AP: How can your friends help you in your search? Is the search as much intellectual as it is spiritual and personal?
AKA: Not only can a partner (friend) help in the search, a partner can be the search, can ultimately be the homeland. We know it immediately when we meet bits of our home. We know when we meet our kin and tribe.
AP: Is the search helped by the presence of a companion? Or is it best undertaken alone?
AKA: Every search is undertaken alone.
AP: What is the cure for this- is it complete immersion in the mundane routines of everyday life?
AKA: Complete immersion in the various tasks of everyday life (I shall not call them mundane because I feel they are exalted) is the only option to living. Anything else is subsiding. Anything else is idling astride life.
AP: Or is it best to plunge deep into the sea of 'non-tranquility' knowing that the only way to "restore harmony in the world" is through the "renewal of personal responsibility."
AKA: The sea of non-tranquility exists right here. And over there. Plunge into everything! Do what you are doing, but do it with deliberation. Harmony in the world will only come through harmony in the self. They are one in the same.
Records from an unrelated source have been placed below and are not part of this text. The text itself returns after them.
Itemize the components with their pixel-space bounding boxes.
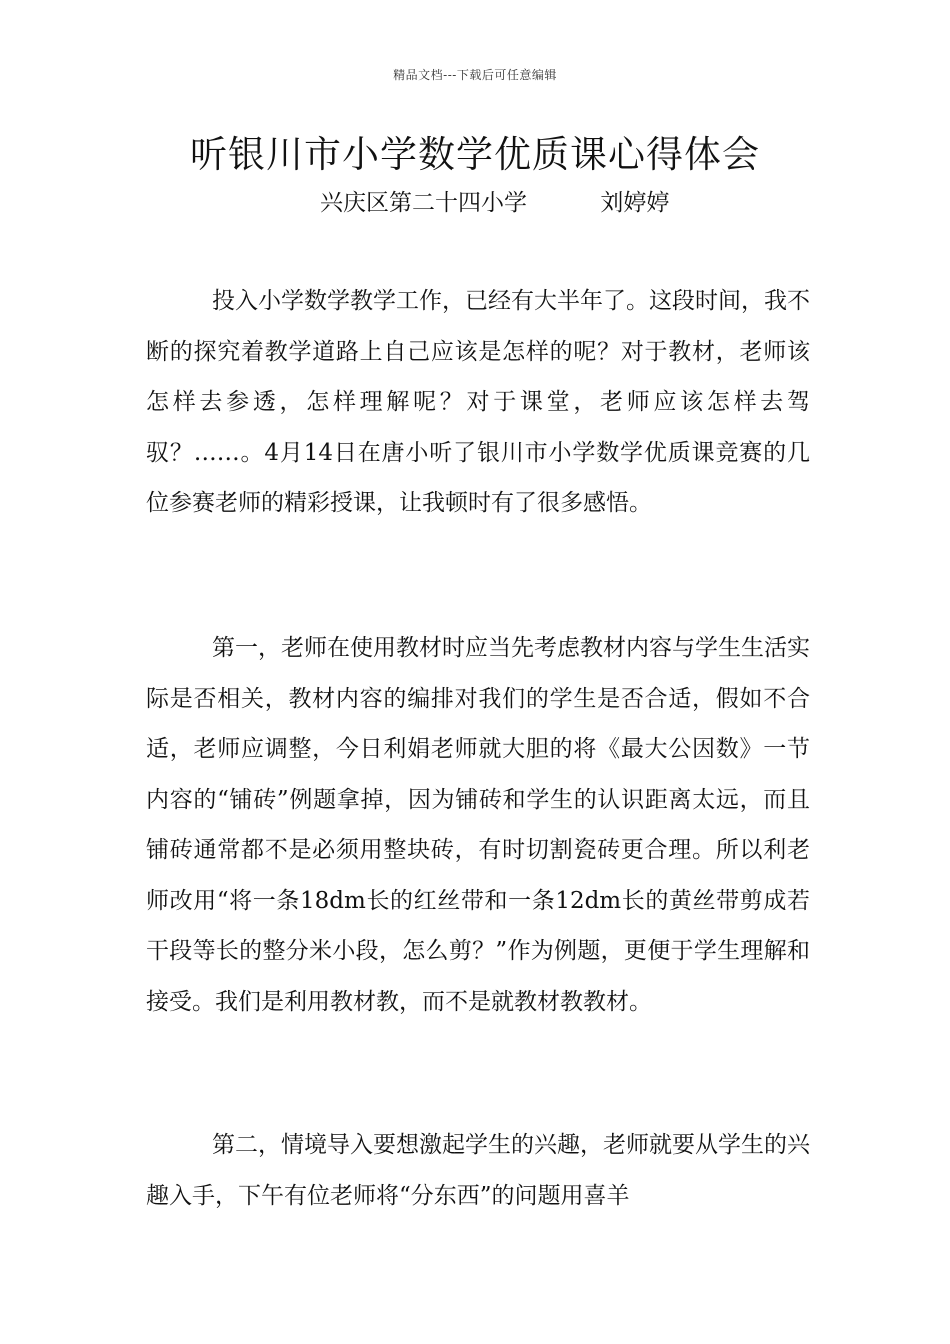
body-paragraph: 第二，情境导入要想激起学生的兴趣，老师就要从学生的兴趣入手，下午有位老师将“分东西”的问题用喜羊 (146, 1132, 810, 1209)
school-name: 兴庆区第二十四小学 (320, 190, 527, 216)
author-name: 刘婷婷 (600, 190, 670, 216)
document-title: 听银川市小学数学优质课心得体会 (190, 133, 760, 176)
header-note: 精品文档---下载后可任意编辑 (393, 68, 557, 82)
body-paragraph: 投入小学数学教学工作，已经有大半年了。这段时间，我不断的探究着教学道路上自己应该是怎样的呢？对于教材，老师该怎样去参透，怎样理解呢？对于课堂，老师应该怎样去驾驭？……。4月14日在唐小听了银川市小学数学优质课竞赛的几位参赛老师的精彩授课，让我顿时有了很多感悟。 (146, 288, 810, 516)
author-line (320, 184, 669, 217)
body-paragraph: 第一，老师在使用教材时应当先考虑教材内容与学生生活实际是否相关，教材内容的编排对我们的学生是否合适，假如不合适，老师应调整，今日利娟老师就大胆的将《最大公因数》一节内容的“铺砖”例题拿掉，因为铺砖和学生的认识距离太远，而且铺砖通常都不是必须用整块砖，有时切割瓷砖更合理。所以利老师改用“将一条18dm长的红丝带和一条12dm长的黄丝带剪成若干段等长的整分米小段，怎么剪？”作为例题，更便于学生理解和接受。我们是利用教材教，而不是就教材教教材。 (146, 635, 810, 1015)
AP: And in that case, what might it look like?
AKA: It might look like a hammock. It might look like a bench. It might be yellow or blue. It might look like you with a ladle, making home where you go. It might look like me with wings. Home is a liquid thing and yet is a connected place, a place with texture, the pattern of which we know from having lived it so well. Home is the place where all the pieces of you float about intersecting all night. A place this complex and liquid can only exist in you. Home is what you carry about with you.
ASHOK PANIKKAR is a Bangalore based writer and conflict resolution professional. He is founder and Principal Consultant of Meta-Culture: Center for Conflict Transformation and Dialogue.